U.S. membership in the World Trade Organization (WTO) has proven to be a good thing. To witness wacko demonstrators (unionists, environmentalists, and protectionists) in Seattle last November and in Washington in April, prompted reassessment of what has happened under WTO and what the future holds, especially with China.
In December 1994, the WTO experiment was launched and it should be finally accepted in Congress by 3 July 2000, depending on political winds. For the U.S., the world's largest importer and exporter, average tariffs are now 2.6% and trade accounts for 25% of GDP (13% of world consumption or sixteen times the 1950s volume). Global foreign direct investment (FDI) has grown from $206 to $827 billion in the 1990s with 80% of that sum placed in industrialized nations. The WTO will be fully implemented by 2005 and should increase global income by over $200 billion and for the U.S. by $27 to $37 billion annually.

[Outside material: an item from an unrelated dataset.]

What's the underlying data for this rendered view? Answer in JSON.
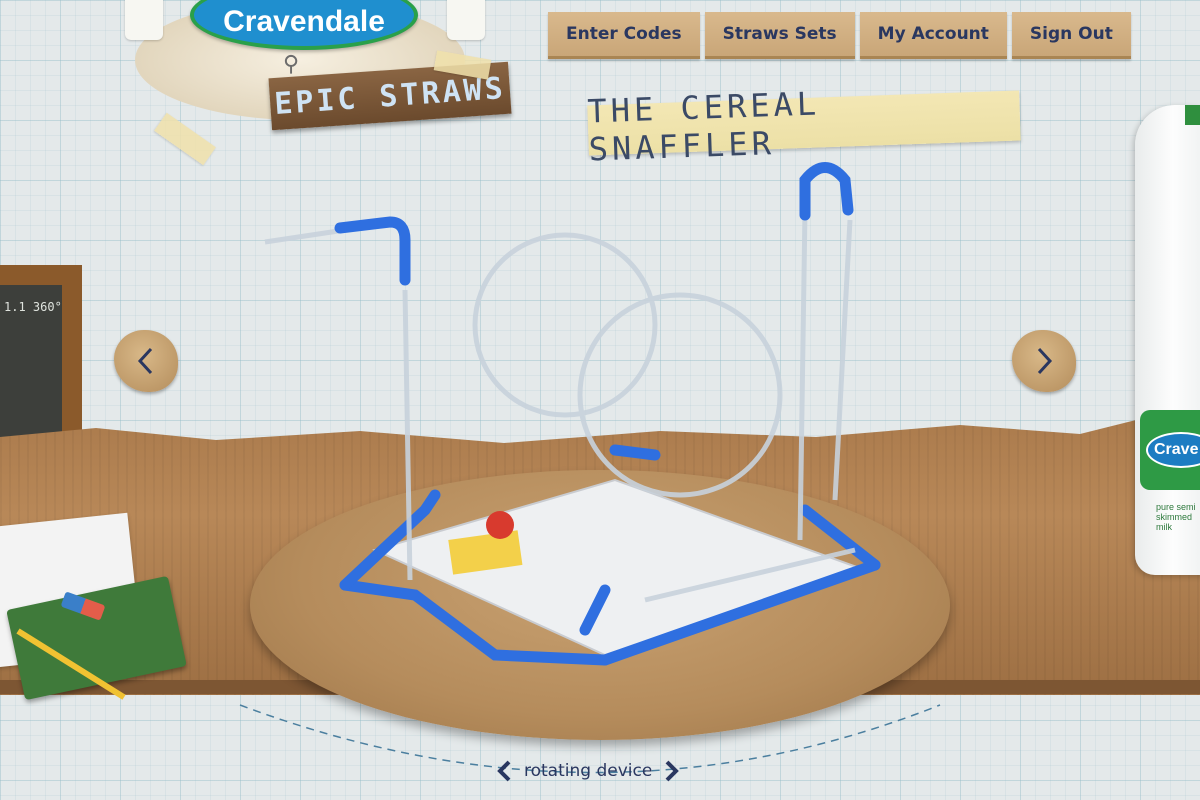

Claims of "giant sucking sounds" as jobs leave the nation due to NAFTA or WTO participation have proven unfounded. Critics of trade expansion cannot point to a single year when falling imports were associated with falling unemployment. And claims of declining wages are unfounded. Non-monetary benefits as a share of wages have grown from 32.7% in 1973 to over 42% today; real disposable income is up 17% in the last decade; and real average household incomes have risen between 9.9% to 11.7% for every quintile of income distribution. Department of Labor statistics show that 81% of new jobs since 1993 pay above median wage and 65% are in the highest-third category. Since 1992, output of mines, utilities and factories has risen 37% and all manufacturing is up 42%, employing slightly more people (18.4 million total) than in 1992.
The bottom line is that troublemakers that have tantrums in Seattle and Washington do not have the foggiest clue about what makes our world go round and these demonstrations cost the public and private sectors greatly. America is better by far with WTO than without it because WTO adherence stabilizes and unifies merchandise trade exchange.
In July 1986, China sent a delegation to Geneva to apply for membership in GATT (General Agreement on Tariffs and Trade), the WTO predecessor, because by 1978 Chinese communist leadership recognized that the Great Leap Forward had bankrupt the nation. The general view is that acceptance by two-thirds of the 135 member WTO would reduce American hegemony and eliminate the annual need for a U.S. President (not Congress) to extend normal (NTR) or permanent normal (PNTR) trade relations with China. Currently, the (Jackson-Vanik) amendment to the Trade Act of 1974 requires the President to notify Congress by 3 June each year of NTR status and Congress has sixty days after 3 July to issue a Joint Resolution of Disapproval in a straight majority vote, whereupon the President can veto and Congress can attempt to override the veto. It is a ponderous and foolishly political process.
The growth of Chinese civil society has not translated immediately into political freedom as deemed acceptable by you or me, because the nascent structure is weak. Remember that 100 million Chinese people have risen above poverty ($77 per year) over the past two decades, that 103 million work directly for government (a third also have outside employment), and that 35% of the 140 million employees of collectives and state-owned-enterprises (SOEs) are superfluous. SOEs still account for 28% of gross output (down from 80% in 1978). China continues to be a curious place with 6.5 million internet users spending $96.7 million in on-line shopping in 1999 that will grow to $1.2 billion by year after next. Instead of thinking "big deal," it is essential to understand the context: last year half of the 75,000 SOEs incur loss totaling $83 billion, SOEs absorb 75% of domestic bank credits, and 20% of SOE bank loans are non-performing.
When the President grants PNTR status for China as is expected, it is not a reward for bad behavior; the Chinese people continue to suffer from the devastating policies of their communist past, policies that are in process of change. And the PNTR designation does not expand Chinese access to U.S. markets, but makes permanent the conditions of the past score of years. With the bilateral agreements encompassed by PNTR agreed upon (covering reduced tariffs and market access primarily), both the U.S. and China can continue work on economic developments that expand into WTO. Membership there does not guarantee continued Chinese reforms, embracing democracy, or protection of human rights, but it provides a forum for progress in these directions.